Hide-Mode: Those who played games such as "Clock-Tower" might recognize these periods in the game, and will find them to be very similar in their construction. The basic formula is often something like this; The player finds themselves in a room with only one available exit, and some horrific beast is outside clawing at the door with the clear intent of tearing the player limb from limb. Facing the foe head on will mean a quick and bloody demise, and the player will soon realize that the only logical course of action is to find a safe place to hide. There will often be at least three choices of hiding spots, that range from inventive, such as pressing oneself flat against the floor in order to squeeze into the narrow space beneath some large object, to suicidally idiotic, such as leaping into the cupboard that is in plain view of the evil killer via the massive hole it has just put in the door. Once the player has picked their spot, the screen becomes split into two windows, that show the predator's progress as it searches for its prey, which might at first seem like a pointless attempt at building false tension. However, even if the player feels safe, several things can still go wrong, such as the player forgetting that one of the game buttons serves the purpose of holding their breath(a surprisingly effective method of raising the suspense factor), or their heart-rate reaching a point so great that York/Zach is panicking and ruining any chance of stealthiness that might have been had. As one might expect, should an oversight occur, the killer either hears the panicked breathing of its prey, notices the uncontrollable twitching that comes with a state of mortal terror, or simply happens to check the exact spot where the player has decided to hide, it takes but a few quick movements, a scream and a splash of blood for the game to end prematurely, which results in the player having to endure the entire demented song-and-dance all over again.

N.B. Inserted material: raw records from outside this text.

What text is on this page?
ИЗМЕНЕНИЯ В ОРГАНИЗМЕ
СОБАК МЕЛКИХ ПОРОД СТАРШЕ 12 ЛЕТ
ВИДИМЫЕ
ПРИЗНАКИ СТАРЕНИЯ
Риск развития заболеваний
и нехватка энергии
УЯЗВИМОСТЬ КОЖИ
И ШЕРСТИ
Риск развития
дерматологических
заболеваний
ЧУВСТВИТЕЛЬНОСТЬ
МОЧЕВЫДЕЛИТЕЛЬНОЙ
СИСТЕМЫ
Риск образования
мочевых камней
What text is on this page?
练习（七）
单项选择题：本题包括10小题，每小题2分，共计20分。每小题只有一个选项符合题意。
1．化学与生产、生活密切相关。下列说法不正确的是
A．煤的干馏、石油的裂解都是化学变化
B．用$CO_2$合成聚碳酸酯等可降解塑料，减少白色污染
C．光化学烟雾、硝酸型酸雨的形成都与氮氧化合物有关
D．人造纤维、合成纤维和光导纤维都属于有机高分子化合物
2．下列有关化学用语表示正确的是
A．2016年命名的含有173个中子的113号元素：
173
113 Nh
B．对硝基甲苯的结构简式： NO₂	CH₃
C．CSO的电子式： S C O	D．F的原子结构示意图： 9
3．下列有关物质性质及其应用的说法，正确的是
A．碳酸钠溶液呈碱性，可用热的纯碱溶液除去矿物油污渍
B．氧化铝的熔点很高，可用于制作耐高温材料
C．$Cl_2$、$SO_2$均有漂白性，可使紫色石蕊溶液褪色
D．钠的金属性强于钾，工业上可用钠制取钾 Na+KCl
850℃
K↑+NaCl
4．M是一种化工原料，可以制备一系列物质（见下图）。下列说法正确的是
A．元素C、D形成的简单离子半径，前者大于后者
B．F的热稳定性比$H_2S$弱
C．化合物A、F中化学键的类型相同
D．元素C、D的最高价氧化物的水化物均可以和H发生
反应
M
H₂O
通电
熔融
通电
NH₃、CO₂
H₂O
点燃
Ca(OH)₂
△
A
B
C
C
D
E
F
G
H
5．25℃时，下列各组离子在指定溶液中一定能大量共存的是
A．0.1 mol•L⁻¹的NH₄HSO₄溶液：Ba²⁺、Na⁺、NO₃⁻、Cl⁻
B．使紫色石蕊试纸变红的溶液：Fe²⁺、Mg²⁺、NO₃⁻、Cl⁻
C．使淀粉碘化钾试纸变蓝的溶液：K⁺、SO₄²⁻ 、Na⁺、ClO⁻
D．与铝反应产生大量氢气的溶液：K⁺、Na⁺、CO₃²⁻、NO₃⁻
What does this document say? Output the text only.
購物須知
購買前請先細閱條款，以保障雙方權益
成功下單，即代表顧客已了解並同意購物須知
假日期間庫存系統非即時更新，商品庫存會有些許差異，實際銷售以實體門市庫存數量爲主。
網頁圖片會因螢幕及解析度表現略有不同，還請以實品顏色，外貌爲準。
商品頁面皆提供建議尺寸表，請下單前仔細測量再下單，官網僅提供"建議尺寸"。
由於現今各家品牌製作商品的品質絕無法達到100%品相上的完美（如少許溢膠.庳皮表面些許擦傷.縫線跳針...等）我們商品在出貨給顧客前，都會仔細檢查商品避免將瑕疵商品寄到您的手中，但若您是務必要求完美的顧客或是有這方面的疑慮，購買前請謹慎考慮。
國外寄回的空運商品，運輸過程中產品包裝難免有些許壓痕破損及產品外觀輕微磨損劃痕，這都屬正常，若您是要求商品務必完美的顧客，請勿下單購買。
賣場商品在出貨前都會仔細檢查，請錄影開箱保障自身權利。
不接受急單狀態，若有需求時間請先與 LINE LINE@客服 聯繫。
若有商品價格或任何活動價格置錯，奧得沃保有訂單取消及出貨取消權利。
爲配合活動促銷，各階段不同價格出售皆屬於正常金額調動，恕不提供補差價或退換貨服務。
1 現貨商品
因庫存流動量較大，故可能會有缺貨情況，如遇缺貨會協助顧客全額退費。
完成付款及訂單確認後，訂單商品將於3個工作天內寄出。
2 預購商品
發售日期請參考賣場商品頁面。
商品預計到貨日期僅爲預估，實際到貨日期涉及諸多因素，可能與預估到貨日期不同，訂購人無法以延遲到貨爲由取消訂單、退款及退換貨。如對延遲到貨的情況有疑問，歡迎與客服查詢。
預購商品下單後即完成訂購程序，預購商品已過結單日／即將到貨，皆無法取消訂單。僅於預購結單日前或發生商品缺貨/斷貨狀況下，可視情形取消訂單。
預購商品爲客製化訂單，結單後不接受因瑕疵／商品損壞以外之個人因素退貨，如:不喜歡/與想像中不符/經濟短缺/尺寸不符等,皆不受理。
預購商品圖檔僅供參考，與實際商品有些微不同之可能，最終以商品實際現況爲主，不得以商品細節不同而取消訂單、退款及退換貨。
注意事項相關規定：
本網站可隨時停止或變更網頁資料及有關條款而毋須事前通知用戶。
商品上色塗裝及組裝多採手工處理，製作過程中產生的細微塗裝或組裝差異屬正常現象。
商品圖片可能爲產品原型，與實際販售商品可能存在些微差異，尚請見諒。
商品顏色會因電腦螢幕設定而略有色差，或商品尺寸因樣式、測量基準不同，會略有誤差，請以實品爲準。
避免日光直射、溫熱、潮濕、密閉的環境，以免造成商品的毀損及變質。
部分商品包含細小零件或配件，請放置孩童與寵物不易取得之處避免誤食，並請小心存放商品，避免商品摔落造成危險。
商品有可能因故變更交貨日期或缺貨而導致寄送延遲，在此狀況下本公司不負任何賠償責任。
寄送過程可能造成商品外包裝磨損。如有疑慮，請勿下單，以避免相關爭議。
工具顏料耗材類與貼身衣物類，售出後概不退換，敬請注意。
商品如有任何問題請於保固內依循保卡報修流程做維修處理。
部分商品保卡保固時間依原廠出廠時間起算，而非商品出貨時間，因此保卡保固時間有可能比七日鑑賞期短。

Quirkiness: While it might not seem like a facet of game-play to most, the sum of the game's quirks is so large that it deserves a mention in its own right. The strange (sometimes inappropriate) music, York's chattering to his imaginary friend (sometimes within sight and earshot of other characters) and the various eccentricities of the town folk as well as York himself offer a surreal atmosphere for the player, and often lead to difficult questions regarding the sanity of everyone involved.